The new porous material for capturing carbon dioxide, called a covalent organic framework (COF), has hexagonal channels decorated with polyamines that efficiently bind CO2 molecules (blue and orange balls) at concentrations found in ambient air. (Graphic credit: Chaoyang Zhao)
Capturing and storing the carbon dioxide humans produce is key to lowering atmospheric greenhouse gases and slowing global warming, but today’s carbon capture technologies work well only for concentrated sources of carbon, such as power plant exhaust. The same methods cannot efficiently capture carbon dioxide from ambient air, where concentrations are hundreds of times lower than in flue gases.
Yet direct air capture, or DAC, is being counted on to reverse the rise of CO2 levels, which have reached 426 parts per million (ppm), 50% higher than levels before the Industrial Revolution.

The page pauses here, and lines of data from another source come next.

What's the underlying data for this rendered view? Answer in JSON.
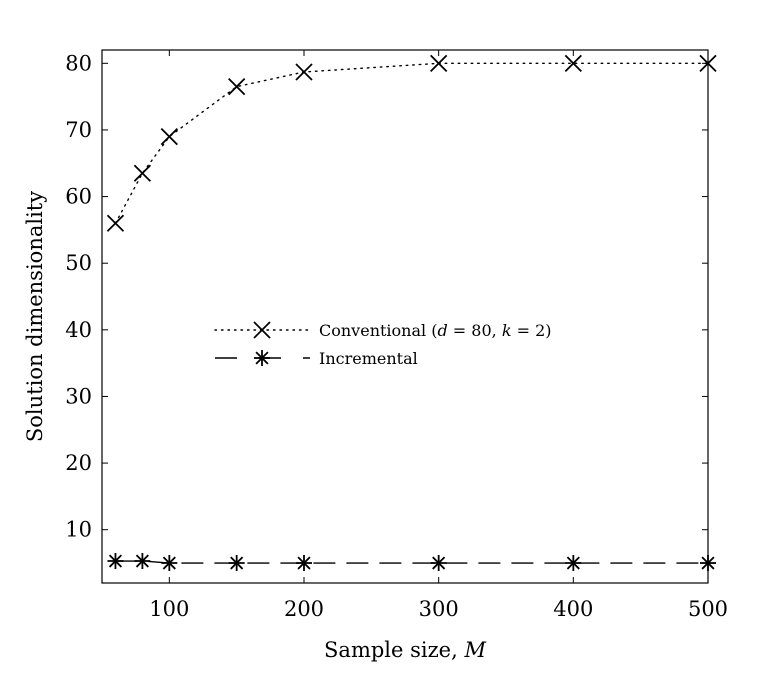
{
  "chart_data": {
    "type": "line",
    "title": "",
    "xlabel": "Sample size, ",
    "xlabel_var": "M",
    "ylabel": "Solution dimensionality",
    "x": [
      60,
      80,
      100,
      150,
      200,
      300,
      400,
      500
    ],
    "xlim": [
      50,
      500
    ],
    "ylim": [
      2,
      82
    ],
    "xticks": [
      100,
      200,
      300,
      400,
      500
    ],
    "yticks": [
      10,
      20,
      30,
      40,
      50,
      60,
      70,
      80
    ],
    "grid": false,
    "legend_position": "center-left",
    "series": [
      {
        "name": "Conventional (d = 80, k = 2)",
        "values": [
          56,
          63.5,
          69,
          76.5,
          78.7,
          80,
          80,
          80
        ],
        "marker": "x",
        "line_style": "dotted",
        "color": "#000000"
      },
      {
        "name": "Incremental",
        "values": [
          5.3,
          5.3,
          5,
          5,
          5,
          5,
          5,
          5
        ],
        "marker": "asterisk",
        "line_style": "dashed",
        "color": "#000000"
      }
    ],
    "legend": {
      "entries": [
        {
          "prefix": "Conventional (",
          "v1": "d",
          "m1": " = 80, ",
          "v2": "k",
          "m2": " = 2)"
        },
        {
          "prefix": "Incremental"
        }
      ]
    }
  }
}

Without it, according to the Intergovernmental Panel on Climate Change, we won’t reach humanity’s goal of limiting warming to 1.5 °C (2.7 °F) above preexisting global averages.
A new type of absorbing material developed by chemists at the University of California, Berkeley, could help get the world to negative emissions. The porous material — a covalent organic framework (COF) — captures CO2 from ambient air without degradation by water or other contaminants, one of the limitations of existing direct air capture technologies.
The new promising COF-999 material was developed by the Yaghi group at the Colege of Chemistry. The characterization of COFs can be elusive due to amorphous nature of these materials and it often requires complimentary approachesa. In this case, critical information about the COF-999 material, such as the functional groups within its pores, degree of its polymerization, and binding of CO2 molecules by COF-999 were determined using cross-polarization magic-angle spinning (CP-MAS) solid-state Nuclear Magnetic Resonance spectroscopy applications at the PMRC Core. The results were published in the journal Nature.